In the meantime, DuPont will ask Judge Floyd to set aside his order granting the plaintiffs' motion for a new trial and to also reinstate the final judgment at a hearing on July 15.

"(Doing so) would allow Plaintiffs to take their complaints about the jury verdict to the court of appeals via ordinary appeal," DuPont's motion states.

"The court of appeals can then conduct the detailed review and analysis of the record that otherwise will need to be performed by this court to comply with the Texas Supreme Court's July 3, 2009, mandamus ruling."

Alternatively, DuPont is also asking Judge Floyd to reset the trial date, from September 2009 to "no earlier than January 2010."
DuPont is represented in part by Mehaffy Weber attorney Sandra Clark.

The Whisnant family is represented by attorney Glen Morgan, a partner in the Reaud, Morgan Quinn law firm.

Case Background

In March 2008, after a six week trial in Floyd's 172nd District Court, jurors found in favor of the defendant DuPont. The family of former DuPont employee Whisnant claimed he developed mesothelioma and died because of his exposure to asbestos at DuPont's Sabine River Works.
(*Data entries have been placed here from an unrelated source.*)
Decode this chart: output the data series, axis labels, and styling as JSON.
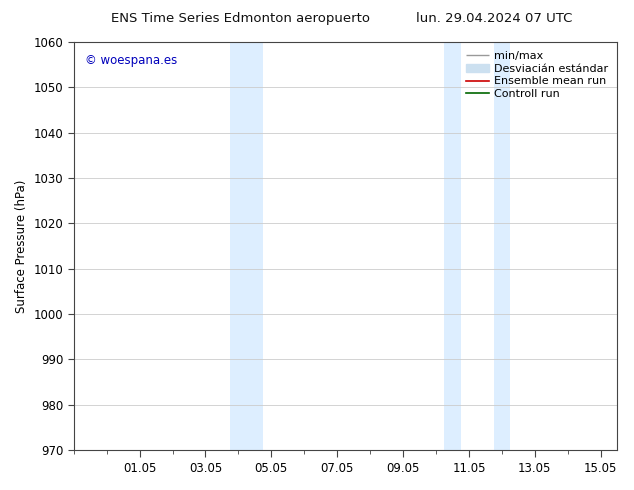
{
  "title_left": "ENS Time Series Edmonton aeropuerto",
  "title_right": "lun. 29.04.2024 07 UTC",
  "ylabel": "Surface Pressure (hPa)",
  "ylim": [
    970,
    1060
  ],
  "yticks": [
    970,
    980,
    990,
    1000,
    1010,
    1020,
    1030,
    1040,
    1050,
    1060
  ],
  "xtick_labels": [
    "01.05",
    "03.05",
    "05.05",
    "07.05",
    "09.05",
    "11.05",
    "13.05",
    "15.05"
  ],
  "xtick_positions": [
    2,
    4,
    6,
    8,
    10,
    12,
    14,
    16
  ],
  "xlim": [
    0,
    16.5
  ],
  "shaded_bands": [
    {
      "x_start": 4.75,
      "x_end": 5.25
    },
    {
      "x_start": 5.25,
      "x_end": 5.75
    },
    {
      "x_start": 11.25,
      "x_end": 11.75
    },
    {
      "x_start": 12.75,
      "x_end": 13.25
    }
  ],
  "shade_color": "#ddeeff",
  "watermark_text": "© woespana.es",
  "watermark_color": "#0000bb",
  "legend_minmax_color": "#999999",
  "legend_std_color": "#cce0f0",
  "legend_ensemble_color": "#cc0000",
  "legend_control_color": "#006600",
  "bg_color": "#ffffff",
  "grid_color": "#cccccc",
  "axis_color": "#444444",
  "font_size": 8.5,
  "title_font_size": 9.5
}
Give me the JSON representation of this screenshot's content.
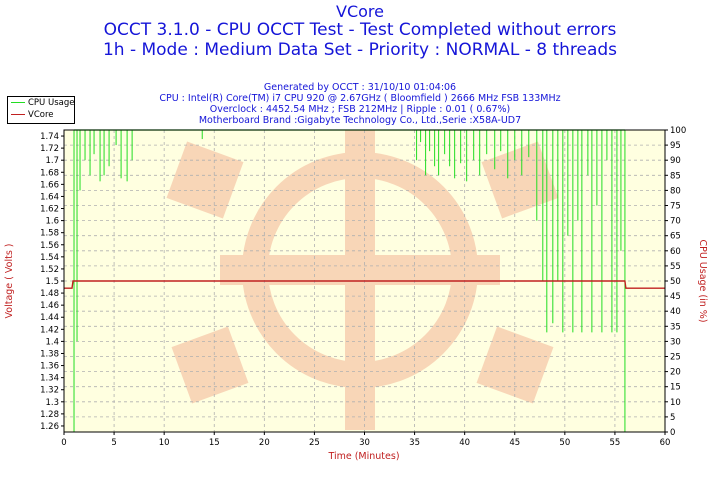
{
  "header": {
    "title1": "VCore",
    "title2": "OCCT 3.1.0 - CPU OCCT Test - Test Completed without errors",
    "title3": "1h - Mode : Medium Data Set - Priority : NORMAL - 8 threads",
    "sub1": "Generated by OCCT : 31/10/10 01:04:06",
    "sub2": "CPU : Intel(R) Core(TM) i7 CPU 920 @ 2.67GHz ( Bloomfield ) 2666 MHz FSB 133MHz",
    "sub3": "Overclock : 4452.54 MHz ; FSB 212MHz | Ripple : 0.01 ( 0.67%)",
    "sub4": "Motherboard Brand :Gigabyte Technology Co., Ltd.,Serie :X58A-UD7"
  },
  "colors": {
    "cpu_usage": "#22dd22",
    "vcore": "#c02020",
    "grid": "#b0b0b0",
    "plot_bg": "#ffffe0",
    "axis_text": "#c02020"
  },
  "legend": {
    "cpu_usage": "CPU Usage",
    "vcore": "VCore",
    "position": "top-left"
  },
  "chart_data": {
    "type": "line",
    "xlabel": "Time (Minutes)",
    "ylabel": "Voltage ( Volts )",
    "y2label": "CPU Usage (in %)",
    "xlim": [
      0,
      60
    ],
    "ylim": [
      1.25,
      1.75
    ],
    "y2lim": [
      0,
      100
    ],
    "x_ticks": [
      0,
      5,
      10,
      15,
      20,
      25,
      30,
      35,
      40,
      45,
      50,
      55,
      60
    ],
    "y_ticks": [
      1.26,
      1.28,
      1.3,
      1.32,
      1.34,
      1.36,
      1.38,
      1.4,
      1.42,
      1.44,
      1.46,
      1.48,
      1.5,
      1.52,
      1.54,
      1.56,
      1.58,
      1.6,
      1.62,
      1.64,
      1.66,
      1.68,
      1.7,
      1.72,
      1.74
    ],
    "y2_ticks": [
      0,
      5,
      10,
      15,
      20,
      25,
      30,
      35,
      40,
      45,
      50,
      55,
      60,
      65,
      70,
      75,
      80,
      85,
      90,
      95,
      100
    ],
    "grid": true,
    "series": [
      {
        "name": "VCore",
        "axis": "left",
        "x": [
          0,
          0.8,
          0.9,
          56.0,
          56.1,
          60
        ],
        "y": [
          1.488,
          1.488,
          1.5,
          1.5,
          1.488,
          1.488
        ]
      },
      {
        "name": "CPU Usage",
        "axis": "right",
        "baseline": 100,
        "x_start": 1.0,
        "x_end": 56.0,
        "dips": [
          {
            "x": 1.0,
            "min": 0
          },
          {
            "x": 1.3,
            "min": 30
          },
          {
            "x": 1.6,
            "min": 80
          },
          {
            "x": 2.1,
            "min": 90
          },
          {
            "x": 2.6,
            "min": 85
          },
          {
            "x": 3.0,
            "min": 92
          },
          {
            "x": 3.6,
            "min": 83
          },
          {
            "x": 4.0,
            "min": 85
          },
          {
            "x": 4.5,
            "min": 88
          },
          {
            "x": 5.2,
            "min": 95
          },
          {
            "x": 5.7,
            "min": 84
          },
          {
            "x": 6.3,
            "min": 83
          },
          {
            "x": 6.8,
            "min": 90
          },
          {
            "x": 13.8,
            "min": 97
          },
          {
            "x": 35.2,
            "min": 90
          },
          {
            "x": 35.6,
            "min": 96
          },
          {
            "x": 36.1,
            "min": 85
          },
          {
            "x": 36.5,
            "min": 93
          },
          {
            "x": 37.0,
            "min": 88
          },
          {
            "x": 37.4,
            "min": 85
          },
          {
            "x": 38.0,
            "min": 92
          },
          {
            "x": 38.5,
            "min": 88
          },
          {
            "x": 39.0,
            "min": 84
          },
          {
            "x": 39.6,
            "min": 89
          },
          {
            "x": 40.2,
            "min": 83
          },
          {
            "x": 40.9,
            "min": 90
          },
          {
            "x": 41.5,
            "min": 85
          },
          {
            "x": 42.2,
            "min": 92
          },
          {
            "x": 43.0,
            "min": 87
          },
          {
            "x": 43.6,
            "min": 93
          },
          {
            "x": 44.3,
            "min": 84
          },
          {
            "x": 45.0,
            "min": 90
          },
          {
            "x": 45.7,
            "min": 85
          },
          {
            "x": 46.4,
            "min": 91
          },
          {
            "x": 47.2,
            "min": 70
          },
          {
            "x": 47.8,
            "min": 50
          },
          {
            "x": 48.2,
            "min": 33
          },
          {
            "x": 48.8,
            "min": 36
          },
          {
            "x": 49.3,
            "min": 50
          },
          {
            "x": 49.8,
            "min": 33
          },
          {
            "x": 50.3,
            "min": 65
          },
          {
            "x": 50.8,
            "min": 33
          },
          {
            "x": 51.3,
            "min": 70
          },
          {
            "x": 51.7,
            "min": 33
          },
          {
            "x": 52.3,
            "min": 85
          },
          {
            "x": 52.7,
            "min": 33
          },
          {
            "x": 53.2,
            "min": 75
          },
          {
            "x": 53.7,
            "min": 33
          },
          {
            "x": 54.2,
            "min": 90
          },
          {
            "x": 54.7,
            "min": 33
          },
          {
            "x": 55.2,
            "min": 33
          },
          {
            "x": 55.6,
            "min": 60
          },
          {
            "x": 56.0,
            "min": 0
          }
        ]
      }
    ]
  }
}
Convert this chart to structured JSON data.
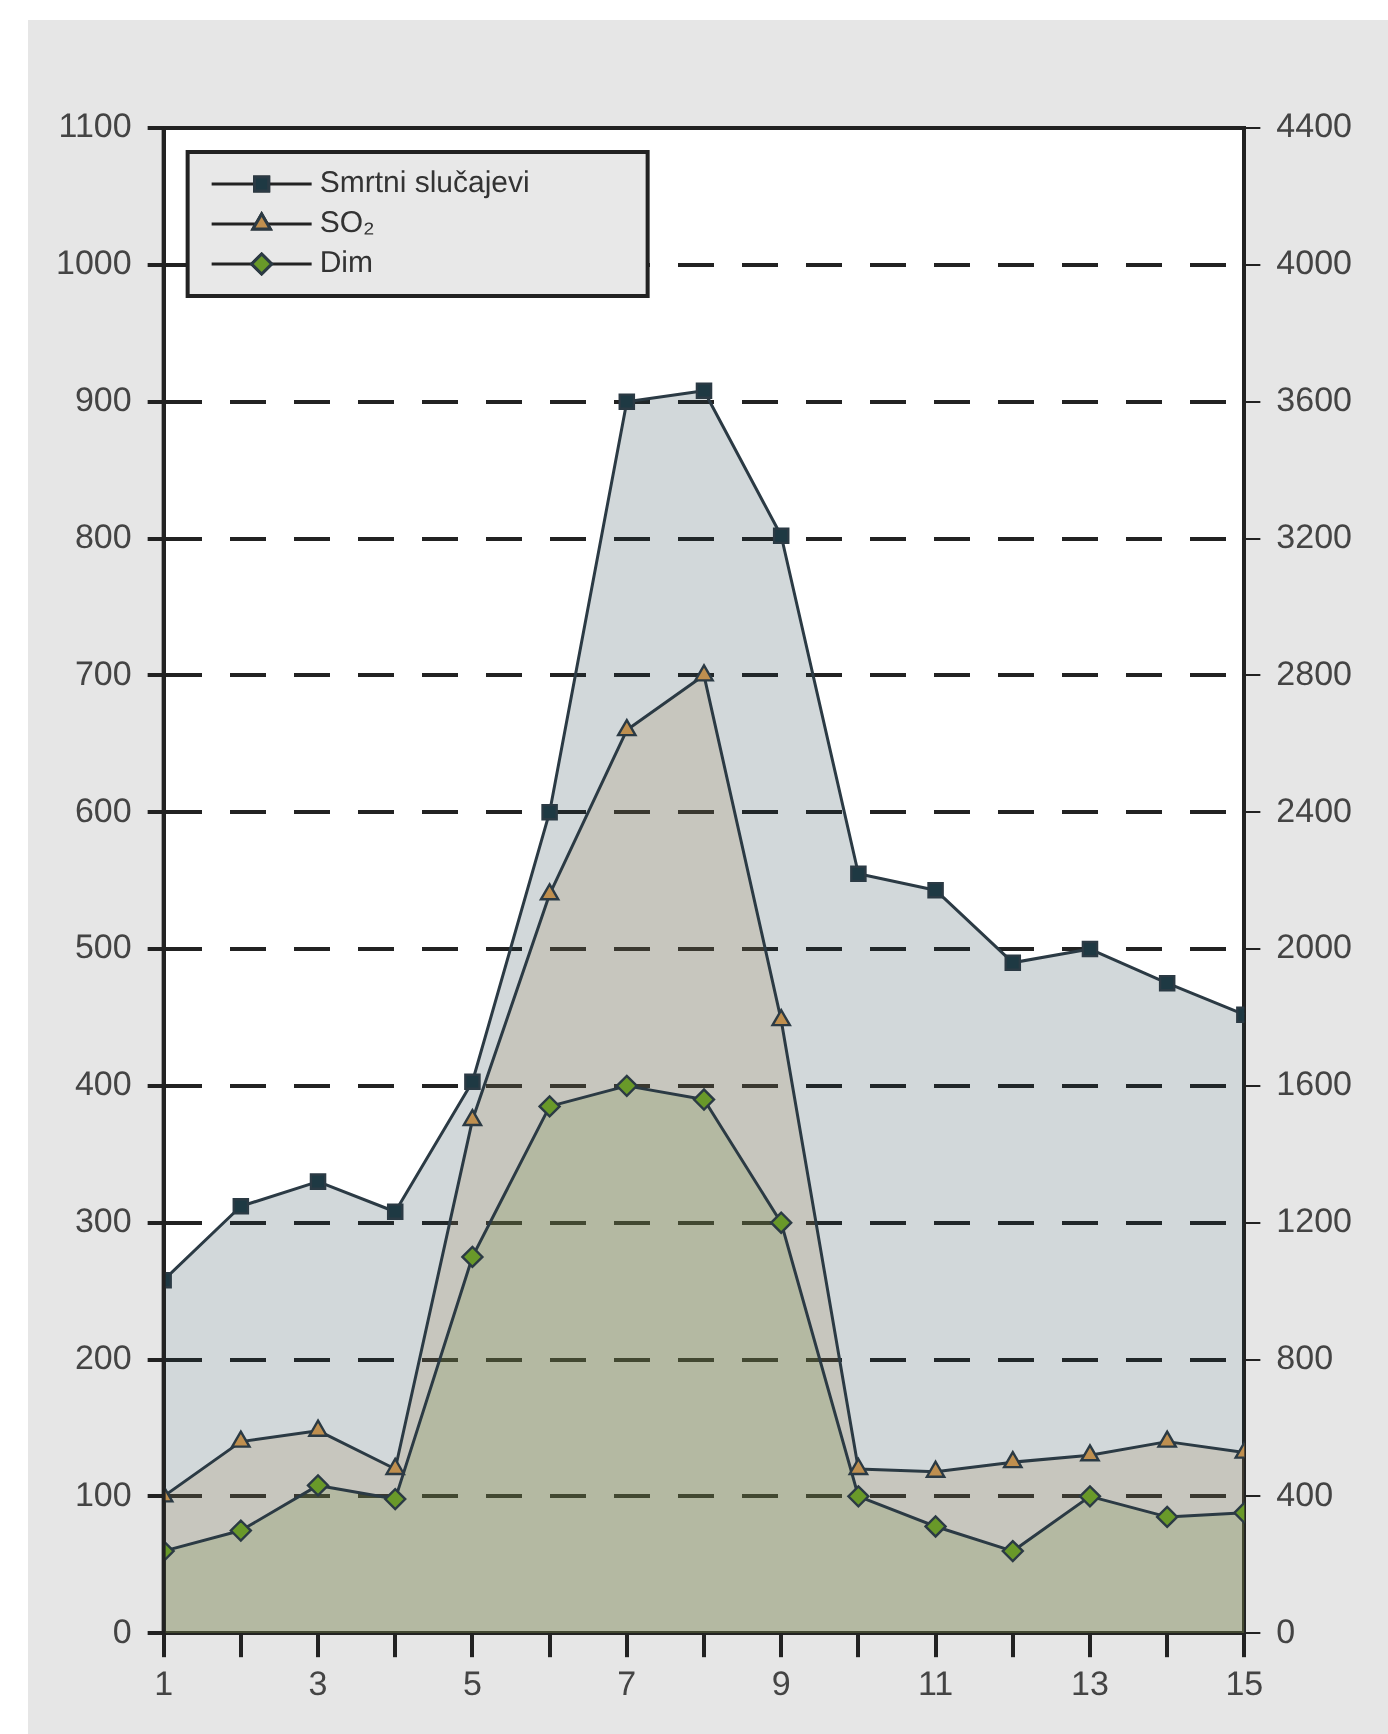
{
  "chart_data": {
    "type": "area",
    "x": [
      1,
      2,
      3,
      4,
      5,
      6,
      7,
      8,
      9,
      10,
      11,
      12,
      13,
      14,
      15
    ],
    "series": [
      {
        "name": "Smrtni slučajevi",
        "color": "#1f3a44",
        "marker": "square",
        "values": [
          258,
          312,
          330,
          308,
          403,
          600,
          900,
          908,
          802,
          555,
          543,
          490,
          500,
          475,
          452
        ]
      },
      {
        "name": "SO₂",
        "color": "#c09050",
        "marker": "triangle",
        "values": [
          100,
          140,
          148,
          120,
          375,
          540,
          660,
          700,
          448,
          120,
          118,
          125,
          130,
          140,
          132
        ]
      },
      {
        "name": "Dim",
        "color": "#6a9a2a",
        "marker": "diamond",
        "values": [
          60,
          75,
          108,
          98,
          275,
          385,
          400,
          390,
          300,
          100,
          78,
          60,
          100,
          85,
          88
        ]
      }
    ],
    "xlim": [
      1,
      15
    ],
    "xticks": [
      1,
      {
        "value": 2,
        "label": null
      },
      3,
      {
        "value": 4,
        "label": null
      },
      5,
      {
        "value": 6,
        "label": null
      },
      7,
      {
        "value": 8,
        "label": null
      },
      9,
      {
        "value": 10,
        "label": null
      },
      11,
      {
        "value": 12,
        "label": null
      },
      13,
      {
        "value": 14,
        "label": null
      },
      15
    ],
    "ylim": [
      0,
      1100
    ],
    "yticks": [
      0,
      100,
      200,
      300,
      400,
      500,
      600,
      700,
      800,
      900,
      1000,
      1100
    ],
    "y2lim": [
      0,
      4400
    ],
    "y2ticks": [
      0,
      400,
      800,
      1200,
      1600,
      2000,
      2400,
      2800,
      3200,
      3600,
      4000,
      4400
    ],
    "grid": "y",
    "legend": "top left"
  }
}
Jefferson County jurors found no negligence on the part of the chemical company and awarded nothing to Whisnant's family.

Shortly after the trial concluded however, plaintiff's attorney Glen Morgan, of Beaumont's Reaud Morgan & Quinn law firm, contended that the jury verdict was completely contradictory to the preponderance of the evidence.

He also alleged that coverage of the trial by the Southeast Texas Record may have influenced the jury's decision.

Floyd set aside the jury verdict and granted Morgan's motion for a new trial on May 28, 2008.

DuPont's attorneys appealed the Floyd's decision, and on July 24, 2008, the Texas Ninth District Court of Appeals denied the company's writ of mandamus, opining that "the discretion and judgment of the trial court in granting a new trial cannot be controlled or directed by mandamus."

Not deterred by the two defeats, DuPont filed a petition for writ of mandamus in Texas' Supreme Court, contending that "no legitimate policy exempts trial judges from giving a legal reason for granting a new trial."

"Requiring trial judges to state a reason for a new trial is the only way to satisfy this Court's 139-year-old admonition that new trials cannot be granted on 'the arbitrary will and pleasure of the judge presiding," DuPont's brief to the court states.